日経クロステック
みんなの銀行×アクセンチュア

10年後の金融・銀行業界を見据えた
前例なきチャレンジ
デジタルネイティブ世代に訴求する
国内初のデジタルバンクが誕生

画面

ふくおかフィナンシャルグループから国内初のデジタルバンク「みんなの銀行」が誕生した。デジタルネイティブ世代をターゲットに、いかにデジタルの力で新たな価値を提供していくのか。その思い、クラウドの採用、マルチ拠点での開発体制など前例を覆す挑戦について、中核メンバーであるみんなの銀行の宮本昌明氏とプロジェクトのパートナーであるアクセンチュアの山根圭輔氏に聞いた。

インターネットバンキングや
ネット銀行とは
全く異なる価値を提供

――「みんなの銀行」は、ふくおかフィナンシャルグループ(FFG)の下、国内初のデジタルバンクとして2021年5月にサービスを開始しました。従来のインターネットバンキング、ネット銀行との違い、特徴について教えていただけますか。
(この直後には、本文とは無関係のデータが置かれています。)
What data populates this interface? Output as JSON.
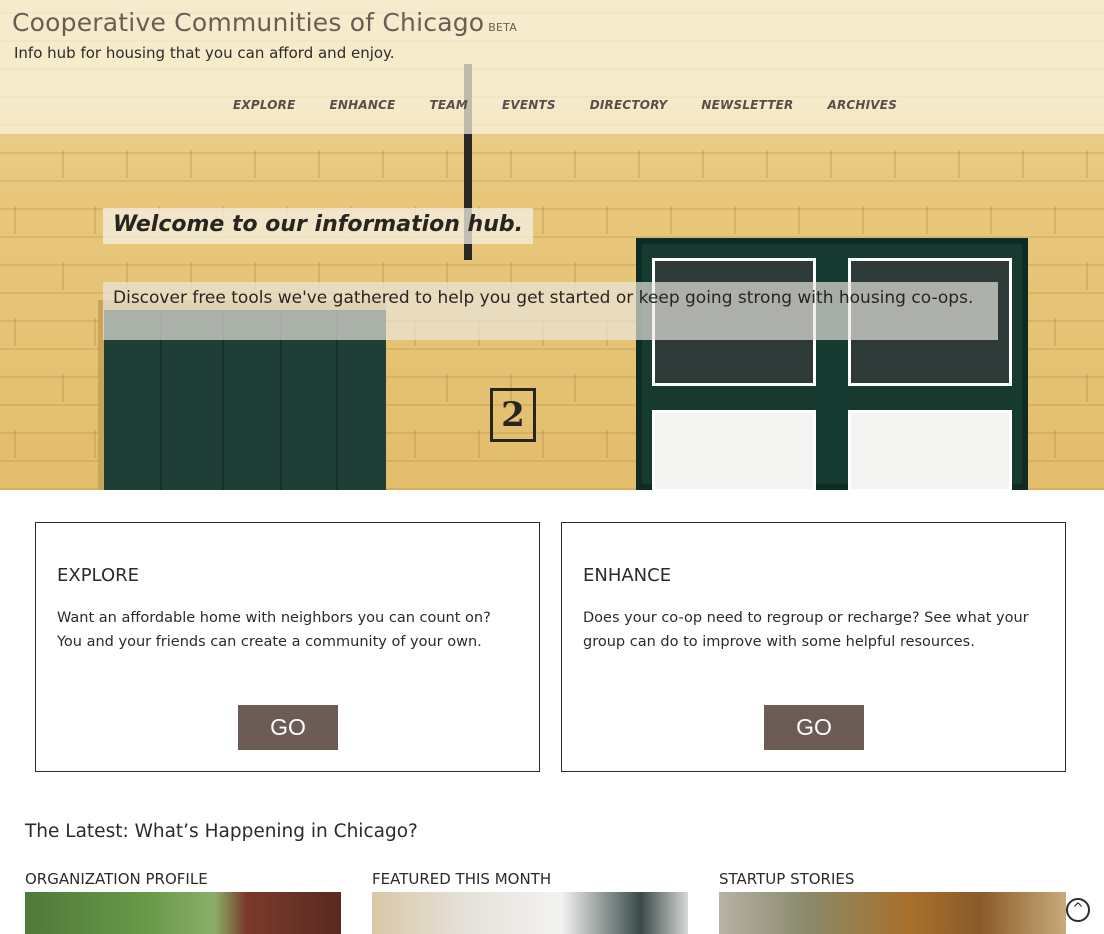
{
  "site": {
    "title": "Cooperative Communities of Chicago",
    "badge": "BETA",
    "tagline": "Info hub for housing that you can afford and enjoy."
  },
  "nav": {
    "items": [
      {
        "label": "EXPLORE"
      },
      {
        "label": "ENHANCE"
      },
      {
        "label": "TEAM"
      },
      {
        "label": "EVENTS"
      },
      {
        "label": "DIRECTORY"
      },
      {
        "label": "NEWSLETTER"
      },
      {
        "label": "ARCHIVES"
      }
    ]
  },
  "hero": {
    "heading": "Welcome to our information hub.",
    "subtext": "Discover free tools we've gathered to help you get started or keep going strong with housing co-ops.",
    "house_number": "2"
  },
  "cards": [
    {
      "title": "EXPLORE",
      "body": "Want an affordable home with neighbors you can count on? You and your friends can create a community of your own.",
      "button": "GO"
    },
    {
      "title": "ENHANCE",
      "body": "Does your co-op need to regroup or recharge? See what your group can do to improve with some helpful resources.",
      "button": "GO"
    }
  ],
  "latest": {
    "heading": "The Latest: What’s Happening in Chicago?",
    "columns": [
      {
        "label": "ORGANIZATION PROFILE"
      },
      {
        "label": "FEATURED THIS MONTH"
      },
      {
        "label": "STARTUP STORIES"
      }
    ]
  },
  "colors": {
    "accent": "#6b5d55",
    "text": "#2e2a28"
  },
  "icons": {
    "back_to_top": "chevron-up-circle-icon"
  }
}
伝統的金融機関のインターネットバンキングは支店を補完し業務を効率化する。ネット銀行は無店舗化によるコストの引き下げ、金利上乗せといった差別化によりサービスを展開してきました。我々が打ち出すデジタルバンクは、従来の銀行業務をネットに移行するスタイルとは一線を画し、デジタルネイティブな思想、発想で銀行のあり方をゼロから再定義(Re-Define)する、まったく新しいコンセプトのスマートフォン専業銀行になります。

ミレニアル世代、Z世代といったデジタルネイティブ層をメインのお客様に据え、その行動・思考性、ニーズに合わせ、SNSなどで発信された声を積極的に取り入れ、パーソナライズしたうえで適時、適切な情報、サービスをご提供する。デジタルと顧客行動を基点とするビジネスモデルです。

これまで銀行が進めてきたデジタル化は、紙でやっていた業務をいかに効率化するかというあくまでも“内向き”の施策で、サービス内容はほぼ横並びのままでした。

「みんなの銀行」は、デジタルを活かした新しい価値を外に向けて発信し、利用者の声や時代の変化に合わせサービスを進化させていくことを志向しています。その観点から、今度は非金融サービスとの融合・連携などによって、よりユーザーの生活、エコシステムに溶け込んでいくような世界観での展開も想定しています。

宮本昌明氏
株式会社みんなの銀行 執行役員CIO
ゼロバンク・デザインファクトリー株式会社 
取締役CIO
宮本昌明
MASAAKI MIYAMOTO

――アプリケーションの画面を見ると、イラストを多用し、機能や情報をそぎ落としたシンプルな印象です。UI/UXへのこだわりについてはいかがですか。

スマホの特性を活かした使いやすさや直感的な操作性は大前提として、使うこと自体がおしゃれと思えるようなデザイン性を大事にしています。5月に第1弾としてリリースした普通預金や入出金、貯蓄預金といったサービスも、普通預金を「Wallet」と呼び、財布感覚で使っていいお金だけをここに入れ、スマホ一つで日常的な決済が完了する。貯蓄預金の中に仮想の「Box」を作り、目的別にお金を貯め、指先一つで整理・整頓できるなど、お金との関係を楽しくフレンドリーに演出する仕掛けも工夫しています。

これまで銀行は、万人に受け入れられるサービスを提供してきました。よってアプリやサービス開発では「こんなことができる」「こんな機能もある」と足し算の議論がされることが多かったのが、今回は対象ユーザーに刺さる必要な機能、サービスを吟味する“引き算の議論”を大事にしています。

FFGさんでは「みんなの銀行」とは別に、16年、ネオバンクであるiBankマーケティングを設立されました。当社でもサポートさせていただき、今までの銀行サービスにないユーザー体験を目指しました。その方向性を受け継いで、さらにサービスの拡張性、可用性を上げるべく基盤をクラウドに置き、開発の自由度、堅牢性を担保すべくフルスクラッチの開発手法で作ったのが「みんなの銀行」です。

スマホ操作画面
Box機能を使えば、「将来買いたい物用の貯蓄」などカテゴリー別に自分でバーチャル口座を設定し、簡単に貯蓄ができる。